= Marianne Horak =

Swiss-Australian entomologist

Marianne Horak (born 1944) is a Swiss-Australian entomologist who specialises in Australian Lepidoptera, particularly the phycitine and tortricid moths, and is considered one of the worldwide leading experts on the systematics of Tortricidae.

==Education and career==
Horak studied at the Federal Institute of Technology (ETH) in Zürich, earning her M.Sc. in 1970 and Ph.D. in 1983. She did extensive field work in New Zealand (1967–69), New Guinea (1971–73), and Indonesia (1985) before settling permanently in Australia. Horak has discovered several new species of Lepidoptera, including multiple species of Cadra, Heterochorista, and Ogmograptis, and did research on the scribbly gum moths, during which eleven new species of Ogmograptis were discovered. She also is the taxon authority for several genera, including Aglaogonia, Atriscripta, and Cnecidophora. She is the current editor-in-chief of Monographs of Australian Lepidoptera, chairperson of the Australian Lepidoptera Research Endowment, and honorary research fellow in Lepidoptera systematics at the Australian National Insect Collection at CSIRO, where she works as Lepidoptera curator and was head of Lepidoptera research until her retirement in 2010.

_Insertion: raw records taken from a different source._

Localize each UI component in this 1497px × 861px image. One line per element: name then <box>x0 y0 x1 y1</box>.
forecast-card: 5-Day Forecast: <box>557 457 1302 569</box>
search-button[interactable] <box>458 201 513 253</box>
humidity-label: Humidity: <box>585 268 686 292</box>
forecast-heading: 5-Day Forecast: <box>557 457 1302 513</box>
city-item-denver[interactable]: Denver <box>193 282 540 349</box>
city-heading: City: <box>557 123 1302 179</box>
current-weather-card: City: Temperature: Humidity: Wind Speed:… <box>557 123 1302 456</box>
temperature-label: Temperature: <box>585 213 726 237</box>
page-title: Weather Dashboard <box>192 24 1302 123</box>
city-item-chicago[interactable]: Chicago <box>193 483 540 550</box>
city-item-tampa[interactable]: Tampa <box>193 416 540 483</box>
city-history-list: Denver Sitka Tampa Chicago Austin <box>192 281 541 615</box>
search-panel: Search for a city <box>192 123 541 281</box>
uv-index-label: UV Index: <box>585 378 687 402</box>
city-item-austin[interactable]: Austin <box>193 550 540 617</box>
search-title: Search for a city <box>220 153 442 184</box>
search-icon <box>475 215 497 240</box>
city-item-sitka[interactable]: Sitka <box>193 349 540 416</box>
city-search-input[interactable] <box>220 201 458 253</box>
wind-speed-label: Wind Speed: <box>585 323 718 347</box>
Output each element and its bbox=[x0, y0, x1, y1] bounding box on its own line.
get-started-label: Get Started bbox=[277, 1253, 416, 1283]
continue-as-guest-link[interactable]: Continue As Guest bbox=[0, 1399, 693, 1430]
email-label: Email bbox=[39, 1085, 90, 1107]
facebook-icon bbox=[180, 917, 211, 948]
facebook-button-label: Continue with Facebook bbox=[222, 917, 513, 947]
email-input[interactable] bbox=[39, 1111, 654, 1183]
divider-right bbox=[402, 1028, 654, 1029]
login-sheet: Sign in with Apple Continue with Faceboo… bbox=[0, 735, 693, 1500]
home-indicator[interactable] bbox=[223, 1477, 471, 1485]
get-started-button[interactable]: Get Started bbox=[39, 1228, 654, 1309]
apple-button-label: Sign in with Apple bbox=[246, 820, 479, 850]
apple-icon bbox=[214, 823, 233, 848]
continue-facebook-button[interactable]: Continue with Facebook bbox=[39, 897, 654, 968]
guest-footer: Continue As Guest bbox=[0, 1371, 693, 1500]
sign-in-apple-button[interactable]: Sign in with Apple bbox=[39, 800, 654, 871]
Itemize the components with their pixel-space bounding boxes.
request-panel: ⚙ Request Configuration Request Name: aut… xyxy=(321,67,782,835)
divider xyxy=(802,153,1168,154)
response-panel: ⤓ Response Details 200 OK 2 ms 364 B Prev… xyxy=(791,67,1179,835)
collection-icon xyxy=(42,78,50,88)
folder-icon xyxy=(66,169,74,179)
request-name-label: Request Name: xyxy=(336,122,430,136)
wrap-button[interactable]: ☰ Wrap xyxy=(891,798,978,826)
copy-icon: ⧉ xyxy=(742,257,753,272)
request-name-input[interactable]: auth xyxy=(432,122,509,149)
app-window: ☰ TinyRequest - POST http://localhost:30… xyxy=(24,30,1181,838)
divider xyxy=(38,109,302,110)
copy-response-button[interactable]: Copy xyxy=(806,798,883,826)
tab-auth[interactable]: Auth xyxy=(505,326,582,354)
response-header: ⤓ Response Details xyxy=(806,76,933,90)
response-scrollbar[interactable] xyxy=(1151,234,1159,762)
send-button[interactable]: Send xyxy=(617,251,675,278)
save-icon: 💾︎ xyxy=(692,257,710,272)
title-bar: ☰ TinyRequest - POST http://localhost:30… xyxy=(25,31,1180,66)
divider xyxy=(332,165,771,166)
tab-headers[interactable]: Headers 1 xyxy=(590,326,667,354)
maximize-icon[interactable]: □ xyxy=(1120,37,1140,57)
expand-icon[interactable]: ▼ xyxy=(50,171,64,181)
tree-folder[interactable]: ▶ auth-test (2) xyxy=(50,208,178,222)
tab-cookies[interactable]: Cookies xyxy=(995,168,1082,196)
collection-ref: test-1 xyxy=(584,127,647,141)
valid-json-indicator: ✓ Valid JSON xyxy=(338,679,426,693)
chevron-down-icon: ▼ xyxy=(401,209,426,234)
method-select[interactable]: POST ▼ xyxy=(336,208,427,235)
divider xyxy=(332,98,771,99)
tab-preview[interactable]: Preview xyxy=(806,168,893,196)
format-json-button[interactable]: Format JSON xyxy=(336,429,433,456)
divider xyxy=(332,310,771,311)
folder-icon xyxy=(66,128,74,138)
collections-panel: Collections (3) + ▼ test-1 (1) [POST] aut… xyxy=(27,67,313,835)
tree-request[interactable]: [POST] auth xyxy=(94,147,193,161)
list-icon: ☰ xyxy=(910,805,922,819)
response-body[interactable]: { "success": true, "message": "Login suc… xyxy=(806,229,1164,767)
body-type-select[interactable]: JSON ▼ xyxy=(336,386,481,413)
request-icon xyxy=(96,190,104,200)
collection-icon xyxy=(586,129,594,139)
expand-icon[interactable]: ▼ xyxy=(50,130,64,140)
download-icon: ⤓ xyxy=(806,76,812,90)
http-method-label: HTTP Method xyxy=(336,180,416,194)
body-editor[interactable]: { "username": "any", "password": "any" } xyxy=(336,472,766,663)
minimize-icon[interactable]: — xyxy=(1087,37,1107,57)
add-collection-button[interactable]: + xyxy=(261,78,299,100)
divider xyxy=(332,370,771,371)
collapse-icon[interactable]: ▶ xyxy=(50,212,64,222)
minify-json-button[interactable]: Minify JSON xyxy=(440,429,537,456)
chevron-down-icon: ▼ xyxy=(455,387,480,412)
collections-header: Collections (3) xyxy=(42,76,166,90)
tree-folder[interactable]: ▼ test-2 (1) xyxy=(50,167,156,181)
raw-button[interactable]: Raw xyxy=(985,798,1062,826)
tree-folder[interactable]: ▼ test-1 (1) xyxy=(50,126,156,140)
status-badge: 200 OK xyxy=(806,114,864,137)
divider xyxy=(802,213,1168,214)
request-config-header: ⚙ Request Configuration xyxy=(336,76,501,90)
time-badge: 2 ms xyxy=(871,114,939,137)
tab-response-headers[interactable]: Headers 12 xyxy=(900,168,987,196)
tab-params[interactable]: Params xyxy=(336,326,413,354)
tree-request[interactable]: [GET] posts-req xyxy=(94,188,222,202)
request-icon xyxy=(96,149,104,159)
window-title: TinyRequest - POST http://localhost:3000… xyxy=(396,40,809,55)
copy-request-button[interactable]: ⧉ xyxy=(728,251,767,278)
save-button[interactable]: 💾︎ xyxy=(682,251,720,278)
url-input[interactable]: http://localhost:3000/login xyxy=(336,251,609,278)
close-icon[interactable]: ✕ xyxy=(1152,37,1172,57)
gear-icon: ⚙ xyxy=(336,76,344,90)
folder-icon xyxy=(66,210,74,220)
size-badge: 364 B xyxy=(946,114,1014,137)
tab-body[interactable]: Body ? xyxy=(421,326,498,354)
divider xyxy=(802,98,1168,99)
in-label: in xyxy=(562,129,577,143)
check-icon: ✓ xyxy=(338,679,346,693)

===Awards and dedicated species===
Horak was the first recipient of the J. O. Westwood Medal for excellence in insect taxonomy for "her outstanding monograph entitled The Olethreutine Moths of Australia (Lepidoptera: Tortricidae)", and appointed an Officer of the Order of Australia in the 2023 King's Birthday Honours for "distinguished service to entomology, to taxonomic and phylogenetic research, and to philanthropic endeavours". The moth species Coleophora horakae, Hilarographa mariannae, and Myrtartona mariannae are dedicated to her.

==Personal life==
Horak was born in Glarus, Switzerland in 1944. She was previously married to the Austrian mycologist Egon Horak.